Cultura

O Larzac e a ecologia (2), por Walnice Nogueira Galvão

O Larzac e a ecologia (2)

por Walnice Nogueira Galvão

No Larzac, grandes discussões envolveram a decisão de reconstruir um aprisco de ovelhas que tinha desmoronado. Solicitaram permissão à prefeitura, que negou. Discutiram então a diferença entre legalidade e legitimidade: era ilegal mas não era ilegítimo, as ovelhas não podiam ficar ao relento e o inverno era rigoroso, morreriam todas. Com a ajuda de toda aquela gente, construíram um enorme edifício, bem feito, armado em blocos de pedra, tão bonito que até parece uma igreja. E lá abrigaram seus animais.

Também vieram a criar um jornal, Lo Larzac, porque perceberam a necessidade de divulgar suas próprias notícias, e não as calúnias que a mídia dos patrões lhes atribuía.

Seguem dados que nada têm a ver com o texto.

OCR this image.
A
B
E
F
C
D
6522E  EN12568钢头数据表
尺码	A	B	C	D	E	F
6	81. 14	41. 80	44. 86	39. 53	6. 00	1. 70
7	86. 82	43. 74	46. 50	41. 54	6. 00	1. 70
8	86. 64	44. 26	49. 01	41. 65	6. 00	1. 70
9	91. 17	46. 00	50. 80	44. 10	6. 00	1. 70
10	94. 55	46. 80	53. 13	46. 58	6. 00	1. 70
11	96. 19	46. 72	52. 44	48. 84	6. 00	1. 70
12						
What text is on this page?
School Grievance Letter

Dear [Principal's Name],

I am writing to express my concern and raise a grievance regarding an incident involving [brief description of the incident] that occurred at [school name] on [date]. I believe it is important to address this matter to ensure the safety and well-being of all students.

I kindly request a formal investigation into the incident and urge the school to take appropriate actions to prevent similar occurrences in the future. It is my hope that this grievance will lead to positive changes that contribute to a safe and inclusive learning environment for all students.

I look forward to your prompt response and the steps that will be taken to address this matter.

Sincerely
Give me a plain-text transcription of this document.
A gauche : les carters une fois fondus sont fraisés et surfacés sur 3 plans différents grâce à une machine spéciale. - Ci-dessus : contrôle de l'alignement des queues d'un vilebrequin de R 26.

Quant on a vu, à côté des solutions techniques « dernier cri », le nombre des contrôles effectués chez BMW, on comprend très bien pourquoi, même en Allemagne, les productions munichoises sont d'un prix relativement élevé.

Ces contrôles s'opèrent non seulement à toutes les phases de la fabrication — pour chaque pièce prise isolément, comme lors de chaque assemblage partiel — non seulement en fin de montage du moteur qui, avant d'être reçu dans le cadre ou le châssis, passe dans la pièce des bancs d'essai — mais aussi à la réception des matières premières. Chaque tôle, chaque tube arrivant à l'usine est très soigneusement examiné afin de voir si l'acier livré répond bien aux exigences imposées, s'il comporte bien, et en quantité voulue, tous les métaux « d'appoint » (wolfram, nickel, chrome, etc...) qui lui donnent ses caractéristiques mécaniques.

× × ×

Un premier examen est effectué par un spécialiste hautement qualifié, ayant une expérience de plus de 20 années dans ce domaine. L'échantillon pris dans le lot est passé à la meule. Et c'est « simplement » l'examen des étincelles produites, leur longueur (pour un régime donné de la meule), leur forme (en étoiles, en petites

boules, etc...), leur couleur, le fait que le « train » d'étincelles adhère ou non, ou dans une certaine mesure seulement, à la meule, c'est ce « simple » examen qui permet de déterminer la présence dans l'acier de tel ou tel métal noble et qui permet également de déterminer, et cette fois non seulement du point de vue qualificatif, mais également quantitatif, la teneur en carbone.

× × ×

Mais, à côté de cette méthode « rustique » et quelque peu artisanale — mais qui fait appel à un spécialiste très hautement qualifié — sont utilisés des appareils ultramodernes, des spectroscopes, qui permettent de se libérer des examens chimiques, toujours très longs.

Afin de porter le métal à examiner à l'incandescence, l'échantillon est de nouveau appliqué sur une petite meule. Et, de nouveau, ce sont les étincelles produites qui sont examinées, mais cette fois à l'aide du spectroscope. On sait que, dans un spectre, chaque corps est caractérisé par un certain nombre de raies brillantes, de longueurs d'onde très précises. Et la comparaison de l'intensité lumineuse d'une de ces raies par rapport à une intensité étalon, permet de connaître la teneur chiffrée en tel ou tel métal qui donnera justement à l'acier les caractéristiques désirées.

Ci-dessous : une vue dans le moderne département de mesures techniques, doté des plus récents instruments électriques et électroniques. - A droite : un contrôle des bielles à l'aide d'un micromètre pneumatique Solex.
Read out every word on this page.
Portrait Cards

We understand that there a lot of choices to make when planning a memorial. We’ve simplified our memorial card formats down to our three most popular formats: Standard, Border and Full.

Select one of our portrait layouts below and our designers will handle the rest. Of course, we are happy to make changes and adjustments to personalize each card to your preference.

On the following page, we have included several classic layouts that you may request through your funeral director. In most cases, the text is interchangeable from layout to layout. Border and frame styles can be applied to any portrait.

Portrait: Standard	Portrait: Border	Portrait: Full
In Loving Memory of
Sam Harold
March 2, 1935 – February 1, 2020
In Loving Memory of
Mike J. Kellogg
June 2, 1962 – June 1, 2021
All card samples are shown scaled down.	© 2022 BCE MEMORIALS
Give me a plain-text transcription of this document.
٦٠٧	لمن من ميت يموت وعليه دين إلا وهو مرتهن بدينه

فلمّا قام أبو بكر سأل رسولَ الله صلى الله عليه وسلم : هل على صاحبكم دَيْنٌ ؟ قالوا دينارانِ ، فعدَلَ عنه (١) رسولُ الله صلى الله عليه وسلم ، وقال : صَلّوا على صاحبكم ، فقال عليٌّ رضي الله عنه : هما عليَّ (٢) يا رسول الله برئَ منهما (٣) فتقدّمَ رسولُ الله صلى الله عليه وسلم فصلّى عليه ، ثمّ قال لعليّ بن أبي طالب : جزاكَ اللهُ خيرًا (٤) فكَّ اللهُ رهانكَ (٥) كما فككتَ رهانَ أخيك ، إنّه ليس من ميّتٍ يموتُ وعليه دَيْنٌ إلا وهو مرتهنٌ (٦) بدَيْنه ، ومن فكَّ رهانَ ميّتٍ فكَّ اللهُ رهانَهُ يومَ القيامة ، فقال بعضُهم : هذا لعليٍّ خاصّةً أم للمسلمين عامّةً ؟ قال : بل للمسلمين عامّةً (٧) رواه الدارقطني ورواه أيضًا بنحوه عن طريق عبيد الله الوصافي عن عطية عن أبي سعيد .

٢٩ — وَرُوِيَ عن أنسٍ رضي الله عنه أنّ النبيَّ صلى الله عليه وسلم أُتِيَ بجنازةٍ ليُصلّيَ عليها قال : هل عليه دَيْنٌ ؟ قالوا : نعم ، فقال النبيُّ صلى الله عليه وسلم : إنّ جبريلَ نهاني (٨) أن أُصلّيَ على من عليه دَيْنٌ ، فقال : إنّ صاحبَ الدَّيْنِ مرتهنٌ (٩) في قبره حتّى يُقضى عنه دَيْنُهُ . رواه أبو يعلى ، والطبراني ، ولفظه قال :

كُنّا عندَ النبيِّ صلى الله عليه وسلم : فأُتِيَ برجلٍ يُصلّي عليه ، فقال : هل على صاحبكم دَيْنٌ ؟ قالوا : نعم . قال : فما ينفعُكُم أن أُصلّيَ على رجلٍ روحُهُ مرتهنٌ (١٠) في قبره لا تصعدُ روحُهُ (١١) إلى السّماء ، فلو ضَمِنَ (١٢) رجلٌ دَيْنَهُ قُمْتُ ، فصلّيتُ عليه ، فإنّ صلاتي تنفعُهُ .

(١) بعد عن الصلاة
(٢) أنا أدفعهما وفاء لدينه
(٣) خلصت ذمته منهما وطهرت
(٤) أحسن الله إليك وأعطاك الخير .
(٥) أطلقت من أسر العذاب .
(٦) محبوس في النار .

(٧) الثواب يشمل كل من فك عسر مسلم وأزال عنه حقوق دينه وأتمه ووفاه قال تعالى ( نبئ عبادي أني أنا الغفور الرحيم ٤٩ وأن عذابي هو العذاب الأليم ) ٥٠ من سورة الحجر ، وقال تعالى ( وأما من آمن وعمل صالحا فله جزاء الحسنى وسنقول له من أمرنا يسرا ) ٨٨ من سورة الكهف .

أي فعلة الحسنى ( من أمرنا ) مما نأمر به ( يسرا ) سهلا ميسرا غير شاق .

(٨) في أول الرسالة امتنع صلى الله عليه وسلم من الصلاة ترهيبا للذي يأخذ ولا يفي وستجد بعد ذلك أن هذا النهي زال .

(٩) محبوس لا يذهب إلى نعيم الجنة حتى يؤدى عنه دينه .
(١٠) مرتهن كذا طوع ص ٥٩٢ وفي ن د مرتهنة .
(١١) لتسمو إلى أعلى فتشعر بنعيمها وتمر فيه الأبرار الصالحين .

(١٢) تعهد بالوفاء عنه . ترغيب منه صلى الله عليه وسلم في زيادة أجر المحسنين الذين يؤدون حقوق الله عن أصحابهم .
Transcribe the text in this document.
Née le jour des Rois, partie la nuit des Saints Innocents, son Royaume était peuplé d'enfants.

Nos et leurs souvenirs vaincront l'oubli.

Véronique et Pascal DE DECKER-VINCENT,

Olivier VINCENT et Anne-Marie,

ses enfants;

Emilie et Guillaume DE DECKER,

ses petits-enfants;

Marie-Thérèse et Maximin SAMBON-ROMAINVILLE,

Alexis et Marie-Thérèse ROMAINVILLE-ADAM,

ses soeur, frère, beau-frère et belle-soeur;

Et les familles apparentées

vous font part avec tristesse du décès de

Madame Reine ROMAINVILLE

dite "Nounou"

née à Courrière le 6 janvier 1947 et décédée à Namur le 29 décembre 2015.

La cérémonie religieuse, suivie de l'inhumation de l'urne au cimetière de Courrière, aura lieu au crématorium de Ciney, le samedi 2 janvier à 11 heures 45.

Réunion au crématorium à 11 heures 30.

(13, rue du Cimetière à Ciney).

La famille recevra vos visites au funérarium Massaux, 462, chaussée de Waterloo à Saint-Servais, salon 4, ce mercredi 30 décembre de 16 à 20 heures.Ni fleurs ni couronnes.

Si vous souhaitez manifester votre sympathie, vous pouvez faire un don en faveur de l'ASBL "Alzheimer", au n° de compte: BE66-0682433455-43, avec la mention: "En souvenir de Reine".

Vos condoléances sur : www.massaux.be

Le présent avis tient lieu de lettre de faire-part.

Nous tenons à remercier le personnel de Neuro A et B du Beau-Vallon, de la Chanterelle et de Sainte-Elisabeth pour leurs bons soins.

Mas a repressão foi recrudescendo e uma das casas chegou a ser bombardeada com uma bomba de plástico, que a demoliu em parte mas felizmente não matou ninguém – não que eles se importassem. Era a casa da maior família de Larzac, com 7 crianças pequenas que escaparam com ferimentos leves, afora o casal e um pastor que hospedavam. A investigação não levou a lugar algum.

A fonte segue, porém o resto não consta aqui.